A6000 produce wrong results

I use a server to run Stable Video diffusion models on RTX A6000, then I find that with different batch sizes, the generated videos are slightly different (all the random seeds are fixed). Then I run the same sampling on my RTX 3090, the results are the same for different batch sizes, and the results are different with the results from A6000 (random seeds are also fixed).

I perform a simple experiment on A6000, I input an image to a CLIP image encoder, with batch size 1 and 2. The two results are slightly different as shown in the figure below. This experiment gives exactly the same results on my 3090 card, what happens to A6000? The datatypes are both torch.float32, and I also checked that there are no BatchNorm or other random processes in CLIP image encoder.

And I also try other models, with different batch sizes, the outputs always have a difference. And each element may have different errors (0.0005 or 0.001) or no errors. It’s really weird!

Results are well-defined only up to numerical accuracy. Even when things are deterministic on a system, if you run it on a different one, you might get different results.
Ultimately, this is more or less a result of elementary floating-point operations not being associative, so subtle changes in how a computation is organized suddenly matter.
Here is a very example that I can run my computer (with a 3090 card and recent PyTorch from git) to relatively reliably get such an effect:

In [1]: import torch
In [2]: a = torch.randn(4096, 4096, device="cuda")
In [3]: a[:100, :100].sum().item()
Out[3]: 51.92887878417969
In [4]: a[:100, :100].clone().sum().item()
Out[4]: 51.928890228271484

If I were to run lines 3 and 4 repeatedly, I would get the exact same results for them, but changing the layout of the array from a contiguous one (with the clone) to one that has gaps (without the clone) changes the value by a tiny bit, as the computation is organized differently.

Of course, here the difference is 1e-5ish but you might imagine that when you have a complex computation, in particular when involving things like normalization (which tends to amplify errors when the inputs are small), this easily gets to 1e-4 or 1e-3ish.
Interestingly, integer computations don’t suffer from this as much, so a fully quantized computation might have better reproducibility.

Best regards

Thomas

P.S.: Of course, the real answer is to not bother with the A6000 and send it to me instead. :stuck_out_tongue:

Hi, Thomas, thanks for your reply! I could appreciate that the computation may not be consistent when the input or computation process is slightly different. But I am still unsure why the same code could run into different results on different machines. So I test the following code on 3090:

import torch
import random, os
import numpy as np

seed = 1234    
random.seed(seed)
os.environ['PYTHONHASHSEED'] = str(seed)
np.random.seed(seed)
torch.manual_seed(seed)
torch.cuda.manual_seed(seed)
torch.backends.cudnn.deterministic = True
torch.backends.cudnn.benchmark = True

a = torch.randn(4096, 4096, device="cuda")
a[:100, :100].sum().item()

Out: -4.960655212402344

And same code on A6000, I get:

Out: 116.35237121582031

This should not be like this. After seeding everything, we should get exactly the same results across different machines. I remembered that when I copied some code from Google colab notebook, I could reproduce the results with stable diffusion, whose results should be fully dependent on the initial random noise.

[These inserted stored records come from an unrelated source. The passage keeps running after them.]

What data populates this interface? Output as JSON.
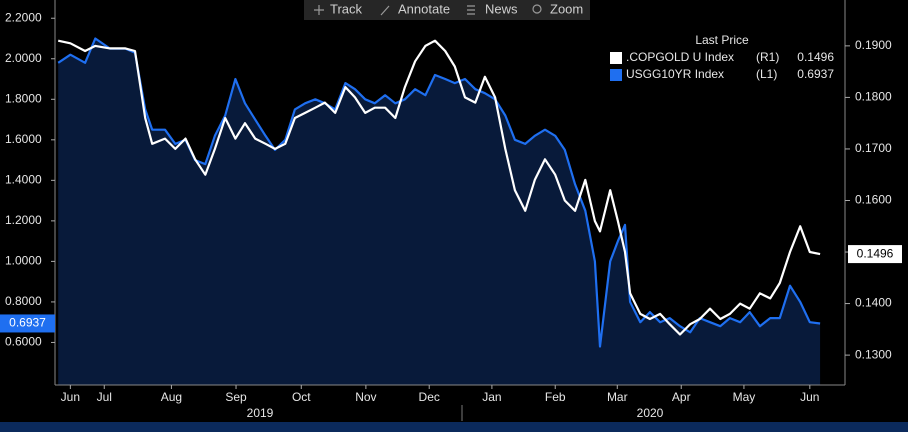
{
  "toolbar": [
    "Track",
    "Annotate",
    "News",
    "Zoom"
  ],
  "chart_data": {
    "type": "line",
    "legend_title": "Last Price",
    "x": [
      0.28,
      0.47,
      0.7,
      0.86,
      1.09,
      1.33,
      1.48,
      1.64,
      1.75,
      1.95,
      2.11,
      2.27,
      2.42,
      2.58,
      2.73,
      2.89,
      3.05,
      3.2,
      3.36,
      3.52,
      3.67,
      3.83,
      3.98,
      4.14,
      4.3,
      4.45,
      4.61,
      4.77,
      4.92,
      5.08,
      5.23,
      5.39,
      5.55,
      5.7,
      5.86,
      6.02,
      6.17,
      6.33,
      6.48,
      6.64,
      6.8,
      6.95,
      7.11,
      7.27,
      7.42,
      7.58,
      7.73,
      7.89,
      8.05,
      8.2,
      8.36,
      8.52,
      8.67,
      8.75,
      8.91,
      9.03,
      9.14,
      9.22,
      9.38,
      9.53,
      9.69,
      9.84,
      10.0,
      10.16,
      10.31,
      10.47,
      10.63,
      10.78,
      10.94,
      11.09,
      11.25,
      11.41,
      11.56,
      11.72,
      11.88,
      12.03,
      12.19
    ],
    "xlim": [
      0.23,
      12.58
    ],
    "xticks": [
      {
        "value": 0.47,
        "label": "Jun"
      },
      {
        "value": 1.0,
        "label": "Jul"
      },
      {
        "value": 2.05,
        "label": "Aug"
      },
      {
        "value": 3.06,
        "label": "Sep"
      },
      {
        "value": 4.08,
        "label": "Oct"
      },
      {
        "value": 5.09,
        "label": "Nov"
      },
      {
        "value": 6.08,
        "label": "Dec"
      },
      {
        "value": 7.06,
        "label": "Jan"
      },
      {
        "value": 8.05,
        "label": "Feb"
      },
      {
        "value": 9.02,
        "label": "Mar"
      },
      {
        "value": 10.02,
        "label": "Apr"
      },
      {
        "value": 11.0,
        "label": "May"
      },
      {
        "value": 12.03,
        "label": "Jun"
      }
    ],
    "years": [
      "2019",
      "2020"
    ],
    "ylim": [
      0.39,
      2.29
    ],
    "yticks": [
      {
        "value": 0.6,
        "label": "0.6000"
      },
      {
        "value": 0.8,
        "label": "0.8000"
      },
      {
        "value": 1.0,
        "label": "1.0000"
      },
      {
        "value": 1.2,
        "label": "1.2000"
      },
      {
        "value": 1.4,
        "label": "1.4000"
      },
      {
        "value": 1.6,
        "label": "1.6000"
      },
      {
        "value": 1.8,
        "label": "1.8000"
      },
      {
        "value": 2.0,
        "label": "2.0000"
      },
      {
        "value": 2.2,
        "label": "2.2000"
      }
    ],
    "y2lim": [
      0.1242,
      0.1989
    ],
    "y2ticks": [
      {
        "value": 0.13,
        "label": "0.1300"
      },
      {
        "value": 0.14,
        "label": "0.1400"
      },
      {
        "value": 0.15,
        "label": "0.1500"
      },
      {
        "value": 0.16,
        "label": "0.1600"
      },
      {
        "value": 0.17,
        "label": "0.1700"
      },
      {
        "value": 0.18,
        "label": "0.1800"
      },
      {
        "value": 0.19,
        "label": "0.1900"
      }
    ],
    "series": [
      {
        "name": ".COPGOLD U Index",
        "tag": "(R1)",
        "axis": "y2",
        "color": "#ffffff",
        "values": [
          0.191,
          0.1905,
          0.189,
          0.19,
          0.1895,
          0.1895,
          0.189,
          0.176,
          0.171,
          0.172,
          0.17,
          0.172,
          0.168,
          0.165,
          0.17,
          0.176,
          0.172,
          0.175,
          0.172,
          0.171,
          0.17,
          0.171,
          0.176,
          0.177,
          0.178,
          0.179,
          0.177,
          0.182,
          0.18,
          0.177,
          0.178,
          0.178,
          0.176,
          0.182,
          0.187,
          0.19,
          0.191,
          0.189,
          0.186,
          0.18,
          0.179,
          0.184,
          0.18,
          0.17,
          0.162,
          0.158,
          0.164,
          0.168,
          0.165,
          0.16,
          0.158,
          0.164,
          0.156,
          0.154,
          0.162,
          0.156,
          0.15,
          0.142,
          0.138,
          0.137,
          0.138,
          0.136,
          0.134,
          0.136,
          0.137,
          0.139,
          0.137,
          0.138,
          0.14,
          0.139,
          0.142,
          0.141,
          0.144,
          0.15,
          0.155,
          0.15,
          0.1496
        ]
      },
      {
        "name": "USGG10YR Index",
        "tag": "(L1)",
        "axis": "y",
        "color": "#1f6ff0",
        "area_color": "#081a3a",
        "values": [
          1.98,
          2.02,
          1.98,
          2.1,
          2.05,
          2.05,
          2.03,
          1.75,
          1.65,
          1.65,
          1.58,
          1.6,
          1.5,
          1.48,
          1.62,
          1.72,
          1.9,
          1.78,
          1.7,
          1.62,
          1.55,
          1.6,
          1.75,
          1.78,
          1.8,
          1.78,
          1.75,
          1.88,
          1.85,
          1.8,
          1.78,
          1.82,
          1.78,
          1.8,
          1.85,
          1.82,
          1.92,
          1.9,
          1.88,
          1.9,
          1.85,
          1.83,
          1.8,
          1.72,
          1.6,
          1.58,
          1.62,
          1.65,
          1.62,
          1.55,
          1.38,
          1.25,
          1.0,
          0.58,
          1.0,
          1.1,
          1.18,
          0.8,
          0.7,
          0.75,
          0.7,
          0.72,
          0.68,
          0.65,
          0.72,
          0.7,
          0.68,
          0.72,
          0.7,
          0.75,
          0.68,
          0.72,
          0.72,
          0.88,
          0.8,
          0.7,
          0.6937
        ]
      }
    ]
  }
}
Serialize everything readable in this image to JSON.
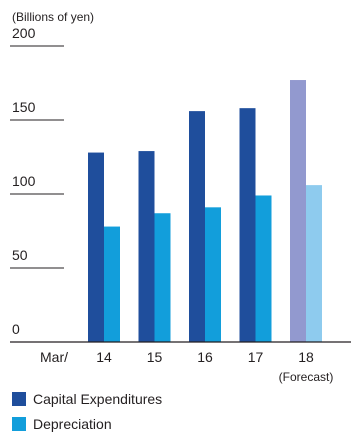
{
  "chart_data": {
    "type": "bar",
    "unit_label": "(Billions of yen)",
    "x_prefix": "Mar/",
    "categories": [
      "14",
      "15",
      "16",
      "17",
      "18"
    ],
    "category_notes": [
      "",
      "",
      "",
      "",
      "(Forecast)"
    ],
    "forecast_index": 4,
    "series": [
      {
        "name": "Capital Expenditures",
        "values": [
          128,
          129,
          156,
          158,
          177
        ]
      },
      {
        "name": "Depreciation",
        "values": [
          78,
          87,
          91,
          99,
          106
        ]
      }
    ],
    "ylim": [
      0,
      200
    ],
    "yticks": [
      0,
      50,
      100,
      150,
      200
    ],
    "colors": {
      "capex": "#1f4e9c",
      "depreciation": "#129edb",
      "capex_forecast": "#9299cf",
      "depreciation_forecast": "#8ecbee",
      "axis": "#231f20"
    }
  }
}
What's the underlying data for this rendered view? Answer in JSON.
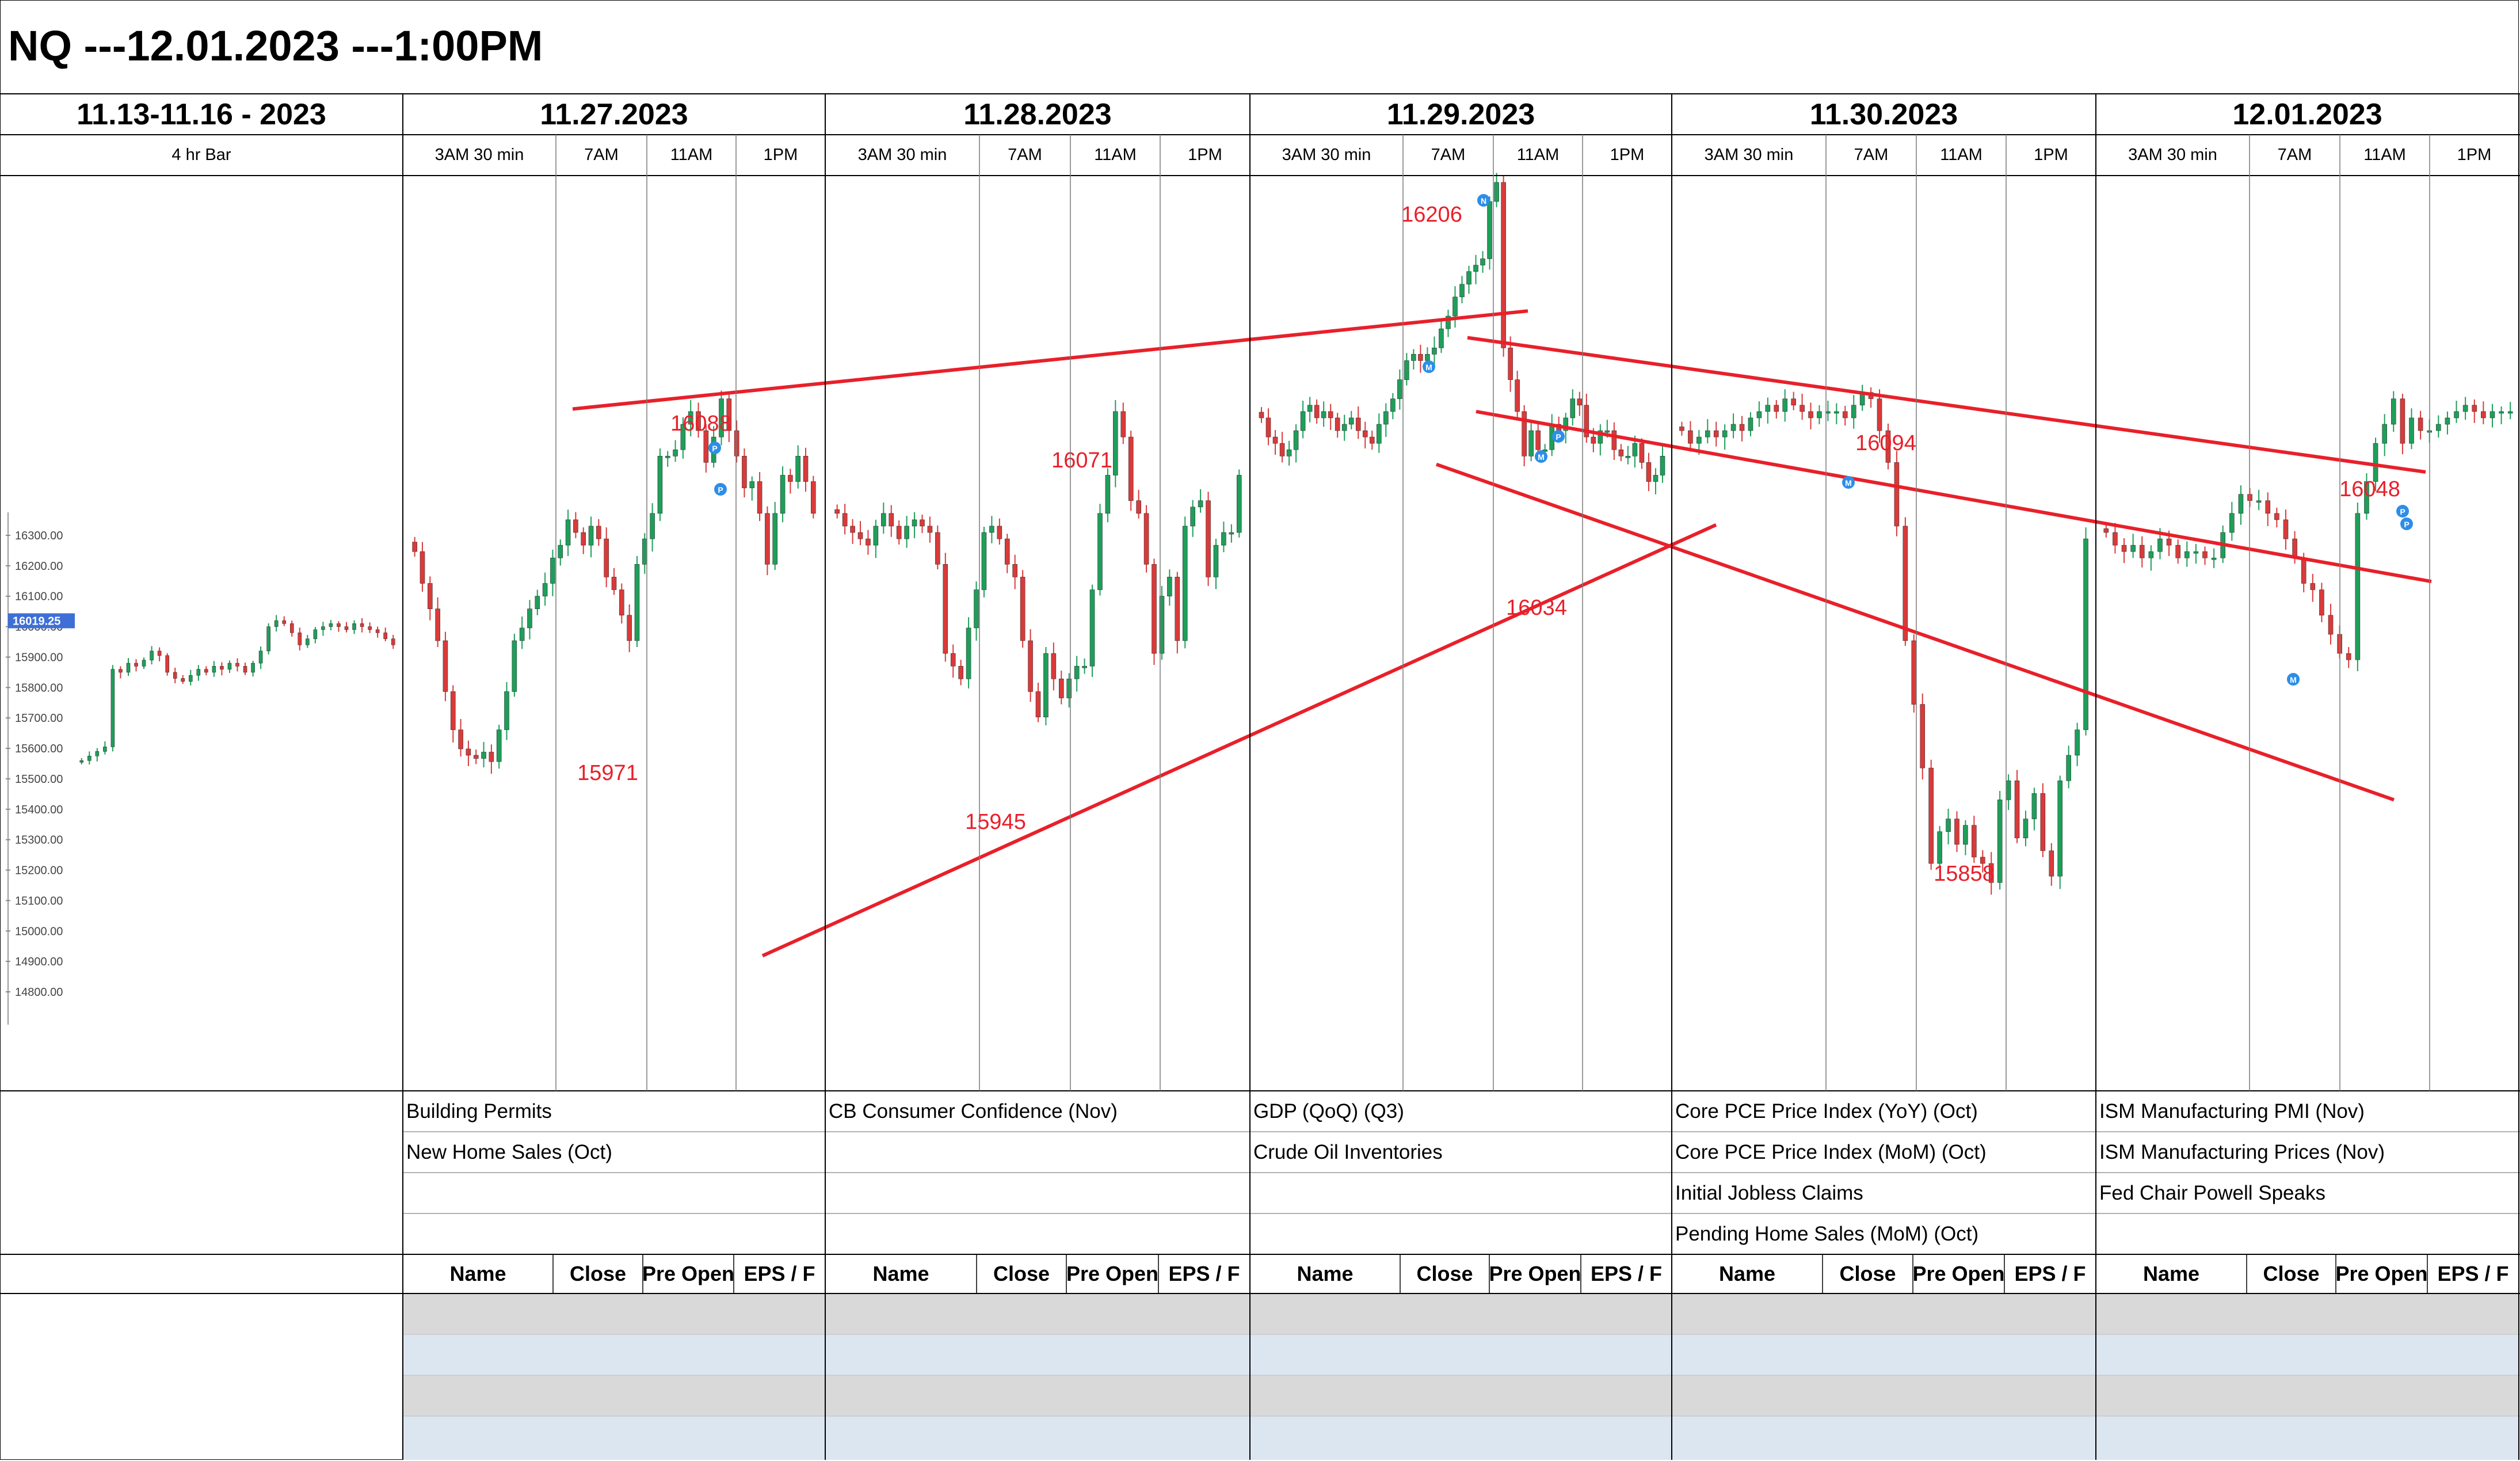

To confirm this, I found another server running with 3090 and got result:

-4.960655212402344

I further test the same code on three machines with numpy and torch(device=‘cpu’), all three machines output exactly the same results. So there must be some problem on the card A6000.

@Tonis one thing you should keep in mind is that we don’t guarantee the RNG to be consistent across GPU models.
So, for the same seed, you get different random numbers across A6000 versus 3090.

One test you can do is to change the code to generate randn on CPU, and then move it over to GPU, so that you use the same numbers across all devices.

a = torch.randn(4096, 4096, device="cpu").cuda()

That’s not the case as there is no guarantee the same algorithms (even for random number generation) will be used as already explained.

@smth Thanks for your reply and solution! I can now reproduce the results across the two cards with an error around 1e-5.

Thanks! I got it now!